One Man's Cavalcade of Really Deep Thoughts
A good rule of thumb for readers of contemporary fiction is to avoid anything written in the first person whose main character is a failed writer. Actually, I would avoid anything whose main character is any kind of writer, but failed or blocked writers purporting to write about themselves are the worst. Richard Ford enjoyed his biggest success as a novelist with The Sportswriter, in which Frank Bascombe, author of one book of short stories, retreats from art to sportswriting. In Independence Day, he has brought Frank back as a real-estate salesman. Now that's what I call blocked!
Both these novels belong to what might be called the Ruminative School of fiction. In novels by ruminants nothing much happens, but lots of Deep Thoughts get thought and often lots of fine writing gets written. Introducing a genuinely dramatic element would seem phony and inauthentic to writers of the Ruminative School. Such traditional forms of literary excitement as plot and character development are presumably beneath the dignity of those who have Deep Thoughts to think and fine writing to write. They write about what they know, and what they know is themselves.
Mind you, lots has happened before the novel begins. Without his memories of death and divorce, of pain and loss, of sex and writing gone bad, the Ruminative hero would be a cow without a cud. But nothing much is happening as we read, at least not to the hero, and the banal, everyday events of his life are little more than the medium or stock in which his meaty thoughts are suspended. To taste them, we must consume lots more filler than we really want to about, say, the real-estate market in New Jersey in the late 1980s.
Frank Bascombe's new occupation is meant to be the guarantee of his authenticity. Writers get paid for thinking Deep Thoughts, while real-estate salesmen, we may assume, must think them solely for love. Also, Frank's profession has been chosen as being particularly appropriate to what he calls "the Existence Period" of his life. Theorizing about the Existence Period comprises the deepest of his thoughts, though there is no thought of how pretentious it is to divide one's own life up into periods.
Frank is sincere even in his pretensions. He sees the Existence Period as that phase of his middle age during which his practice "has been to ignore much of what I don't like or that seems worrisome and embroiling," or as "the high-wire act of normalcy, the part that comes after the big struggle which led to the big blow-up" and is characterized by "the small dramas and minor adjustments of spending quality time simply with ourselves."

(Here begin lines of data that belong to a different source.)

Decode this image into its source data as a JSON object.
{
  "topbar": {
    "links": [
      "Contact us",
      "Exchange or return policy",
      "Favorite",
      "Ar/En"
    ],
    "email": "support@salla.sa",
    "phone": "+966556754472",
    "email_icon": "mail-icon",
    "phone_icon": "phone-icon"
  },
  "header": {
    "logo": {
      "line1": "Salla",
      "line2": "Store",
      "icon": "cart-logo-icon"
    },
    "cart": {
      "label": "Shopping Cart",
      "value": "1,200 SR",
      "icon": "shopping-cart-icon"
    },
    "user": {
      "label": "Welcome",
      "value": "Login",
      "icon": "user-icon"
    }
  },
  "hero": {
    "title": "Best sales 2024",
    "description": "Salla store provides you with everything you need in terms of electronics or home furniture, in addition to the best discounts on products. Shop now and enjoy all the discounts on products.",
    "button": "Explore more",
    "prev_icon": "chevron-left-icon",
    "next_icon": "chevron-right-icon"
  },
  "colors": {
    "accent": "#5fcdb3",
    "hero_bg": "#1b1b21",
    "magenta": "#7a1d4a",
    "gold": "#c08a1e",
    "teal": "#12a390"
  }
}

Frank may in fact hold some kind of record for spending quality time with himself. But he also has a son, Paul, to whom he feels he owes some of this precious commodity, and the drama of the novel, such as it is, consists of his taking this troubled teenage boy to visit as many sports halls of fame as they can in two days (i.e. two). That's about it. It is one of those ideas that exhausts itself in being stated. What is there to say about the actual visiting of these places that is more interesting than the idea of visiting them?
So the father-son expedition, which doesn't even begin until more than halfway through the novel, is cut short with its one quasidramatic event, which puts Paul in the hospital. There are, however, no lasting consequences to this moment of action—beyond making Frank think even deeper thoughts about himself and life and everything. These remind us that, as he tells a client who thinks he may have a gift for selling real estate himself, the realty business is "like being a writer. A man with nothing to do finds something to do."
It is this sense of surrounding vacancy, of busywork, of the commonplace unnecessarily rendered into self-conscious prose, that is the characteristic feature of the Ruminative style. Its tortured, introspective meanderings finally become exasperating and at times degenerate into a paragraph full of speculative questionings about what if this or that had happened, followed by some such colloquial formula as: "God only knows, right? Really knows?"
My favorite passage of Frank's speculative self-questioning, which almost rises to the height of self-parody, is where he spends a paragraph wondering what it would have been like if he and his ex-wife had bought a Volvo that they looked at years before and then didn't buy. Nothing from his more youthful past is beneath the notice of his Existence Period, it seems, though he fantasizes about reaching a Permanent Period in which he will have become more like an "ordinary person." My guess is that it is a delusion characteristic of the Existence Period to suppose that there is a Permanent Period. The bad news for readers is that it is Frank's interminable self-examination that has become permanent.